Le gouvernement souhaite désormais franchir une nouvelle étape en abaissant ce coefficient de 1,9 à 1,7, la valeur plancher autorisée par la réglementation européenne actuelle. Cette mesure fait partie du plan d'électrification des usages présenté par le ministère de la Transition écologique. Un projet d'arrêté a été soumis à consultation publique jusqu'au 6 août 2026, et le Conseil supérieur de l'énergie devait l'examiner le 23 juillet 2026, avant une éventuelle publication au Journal officiel.
Concrètement, chaque kilowattheure d'électricité consommé, qui comptait pour 1,9 kWh d'énergie primaire, ne comptera plus que pour 1,7 kWh. Pour un logement chauffé à l'électricité (radiateurs, pompe à chaleur, chauffe-eau électrique), cela se traduit par une baisse mécanique d'environ 10 % de la consommation affichée sur l'étiquette énergétique, sans qu'aucun euro de travaux ne soit nécessaire.
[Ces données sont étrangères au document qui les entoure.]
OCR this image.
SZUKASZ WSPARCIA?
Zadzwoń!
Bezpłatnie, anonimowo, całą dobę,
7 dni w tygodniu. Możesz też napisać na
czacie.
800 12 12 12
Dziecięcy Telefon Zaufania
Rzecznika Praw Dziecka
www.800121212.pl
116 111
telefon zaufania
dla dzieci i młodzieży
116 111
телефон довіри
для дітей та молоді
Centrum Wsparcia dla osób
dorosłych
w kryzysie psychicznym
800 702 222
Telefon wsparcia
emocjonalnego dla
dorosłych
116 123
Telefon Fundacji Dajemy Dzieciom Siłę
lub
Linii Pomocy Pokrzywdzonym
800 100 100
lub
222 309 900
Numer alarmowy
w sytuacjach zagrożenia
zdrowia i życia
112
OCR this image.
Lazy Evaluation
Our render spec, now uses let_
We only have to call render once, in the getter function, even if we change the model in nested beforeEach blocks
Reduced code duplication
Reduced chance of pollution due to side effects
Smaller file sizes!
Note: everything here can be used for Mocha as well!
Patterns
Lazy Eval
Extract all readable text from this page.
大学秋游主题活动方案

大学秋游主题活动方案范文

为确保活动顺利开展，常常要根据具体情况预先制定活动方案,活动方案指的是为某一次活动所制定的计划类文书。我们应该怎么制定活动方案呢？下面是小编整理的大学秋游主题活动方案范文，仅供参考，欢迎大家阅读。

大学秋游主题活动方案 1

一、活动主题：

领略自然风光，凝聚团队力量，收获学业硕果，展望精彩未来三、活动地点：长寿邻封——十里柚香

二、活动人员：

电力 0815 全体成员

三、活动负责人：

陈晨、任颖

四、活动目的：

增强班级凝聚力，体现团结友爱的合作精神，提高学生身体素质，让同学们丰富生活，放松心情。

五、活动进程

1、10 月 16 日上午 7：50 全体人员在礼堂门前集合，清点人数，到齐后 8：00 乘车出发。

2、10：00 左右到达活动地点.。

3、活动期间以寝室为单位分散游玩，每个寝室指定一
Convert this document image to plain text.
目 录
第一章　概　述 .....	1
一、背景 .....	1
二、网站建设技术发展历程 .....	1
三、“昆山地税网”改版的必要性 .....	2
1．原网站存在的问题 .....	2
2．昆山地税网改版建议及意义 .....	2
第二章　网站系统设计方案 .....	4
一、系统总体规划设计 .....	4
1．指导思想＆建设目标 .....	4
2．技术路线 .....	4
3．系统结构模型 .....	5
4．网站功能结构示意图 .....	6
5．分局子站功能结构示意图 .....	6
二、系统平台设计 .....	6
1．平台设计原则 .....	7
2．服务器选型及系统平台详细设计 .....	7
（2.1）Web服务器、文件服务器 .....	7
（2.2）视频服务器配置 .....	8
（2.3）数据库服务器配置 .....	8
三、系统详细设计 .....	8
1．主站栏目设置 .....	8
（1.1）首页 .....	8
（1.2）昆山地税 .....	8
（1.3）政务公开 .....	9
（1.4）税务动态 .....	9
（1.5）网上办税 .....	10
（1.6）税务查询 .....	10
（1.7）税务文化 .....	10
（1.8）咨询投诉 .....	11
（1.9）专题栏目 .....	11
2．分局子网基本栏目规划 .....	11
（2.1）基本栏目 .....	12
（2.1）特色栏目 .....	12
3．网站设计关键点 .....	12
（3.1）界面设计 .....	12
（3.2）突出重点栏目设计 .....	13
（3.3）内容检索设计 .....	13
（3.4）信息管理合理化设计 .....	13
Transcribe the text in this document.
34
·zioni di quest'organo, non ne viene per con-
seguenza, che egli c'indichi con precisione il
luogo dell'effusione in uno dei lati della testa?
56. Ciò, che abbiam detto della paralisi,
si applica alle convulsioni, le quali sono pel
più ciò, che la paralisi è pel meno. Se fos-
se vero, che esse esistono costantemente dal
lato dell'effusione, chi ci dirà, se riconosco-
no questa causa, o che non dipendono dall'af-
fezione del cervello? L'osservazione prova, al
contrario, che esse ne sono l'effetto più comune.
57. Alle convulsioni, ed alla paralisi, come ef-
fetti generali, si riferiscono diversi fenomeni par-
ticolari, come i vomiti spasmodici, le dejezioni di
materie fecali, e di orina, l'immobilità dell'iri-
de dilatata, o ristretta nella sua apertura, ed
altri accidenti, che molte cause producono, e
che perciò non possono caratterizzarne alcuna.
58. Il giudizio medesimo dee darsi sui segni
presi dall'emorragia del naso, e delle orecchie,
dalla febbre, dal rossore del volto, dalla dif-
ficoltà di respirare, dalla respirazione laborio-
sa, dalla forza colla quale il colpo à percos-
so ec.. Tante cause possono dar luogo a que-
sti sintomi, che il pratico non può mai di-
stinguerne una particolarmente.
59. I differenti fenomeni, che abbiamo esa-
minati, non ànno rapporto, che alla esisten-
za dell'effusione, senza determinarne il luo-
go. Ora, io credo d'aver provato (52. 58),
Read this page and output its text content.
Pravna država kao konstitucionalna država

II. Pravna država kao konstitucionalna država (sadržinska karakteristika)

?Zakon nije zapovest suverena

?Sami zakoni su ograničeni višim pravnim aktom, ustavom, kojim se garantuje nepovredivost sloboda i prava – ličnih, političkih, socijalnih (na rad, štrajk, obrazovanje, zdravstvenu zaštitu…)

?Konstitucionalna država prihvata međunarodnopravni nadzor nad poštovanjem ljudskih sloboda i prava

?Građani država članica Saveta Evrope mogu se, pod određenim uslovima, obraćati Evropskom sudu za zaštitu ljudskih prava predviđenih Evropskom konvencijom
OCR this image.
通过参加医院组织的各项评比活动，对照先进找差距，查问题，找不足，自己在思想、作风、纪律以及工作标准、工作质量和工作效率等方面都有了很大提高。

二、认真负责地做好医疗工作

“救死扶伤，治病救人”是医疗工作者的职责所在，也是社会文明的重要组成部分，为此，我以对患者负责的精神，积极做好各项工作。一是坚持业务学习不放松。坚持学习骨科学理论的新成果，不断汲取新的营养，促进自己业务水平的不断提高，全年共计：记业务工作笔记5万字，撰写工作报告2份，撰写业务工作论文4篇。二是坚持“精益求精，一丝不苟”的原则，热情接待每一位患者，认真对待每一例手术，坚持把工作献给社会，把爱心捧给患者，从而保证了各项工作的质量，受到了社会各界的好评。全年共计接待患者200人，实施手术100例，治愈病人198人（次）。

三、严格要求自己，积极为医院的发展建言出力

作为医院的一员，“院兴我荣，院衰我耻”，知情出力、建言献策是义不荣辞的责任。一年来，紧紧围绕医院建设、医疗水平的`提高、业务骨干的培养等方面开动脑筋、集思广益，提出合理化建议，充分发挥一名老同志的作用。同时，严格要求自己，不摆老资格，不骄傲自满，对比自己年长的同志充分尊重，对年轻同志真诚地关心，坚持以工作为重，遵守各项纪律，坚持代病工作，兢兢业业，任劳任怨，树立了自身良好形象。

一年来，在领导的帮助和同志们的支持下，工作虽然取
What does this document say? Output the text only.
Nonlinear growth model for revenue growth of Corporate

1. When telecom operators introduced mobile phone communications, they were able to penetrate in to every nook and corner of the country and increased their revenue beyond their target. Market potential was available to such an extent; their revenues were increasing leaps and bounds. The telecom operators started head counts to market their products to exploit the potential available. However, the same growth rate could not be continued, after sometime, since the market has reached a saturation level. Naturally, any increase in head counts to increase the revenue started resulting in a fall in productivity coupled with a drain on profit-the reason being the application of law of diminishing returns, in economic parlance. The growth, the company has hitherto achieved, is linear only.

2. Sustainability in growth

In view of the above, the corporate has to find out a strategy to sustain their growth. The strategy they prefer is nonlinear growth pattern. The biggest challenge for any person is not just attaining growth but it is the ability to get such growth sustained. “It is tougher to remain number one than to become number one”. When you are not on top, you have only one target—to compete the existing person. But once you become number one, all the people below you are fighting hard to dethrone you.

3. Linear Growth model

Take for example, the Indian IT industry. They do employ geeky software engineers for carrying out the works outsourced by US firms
Comme lors de la réforme précédente, les propriétaires n'auront aucun diagnostic à refaire. Tous les DPE et audits énergétiques réalisés depuis juillet 2021 conservent leur durée de validité de dix ans. Il suffira, à partir du 1er janvier 2027, de saisir le numéro de son DPE sur l'Observatoire DPE-Audit de l'Ademe pour télécharger gratuitement une attestation actualisée avec la nouvelle étiquette, sans nouvelle visite d'un diagnostiqueur.
À ce stade, il s'agit encore d'un projet d'arrêté : rien ne sera définitivement acquis avant sa publication au Journal officiel, à l'issue de la consultation publique et de l'avis du Conseil supérieur de l'énergie.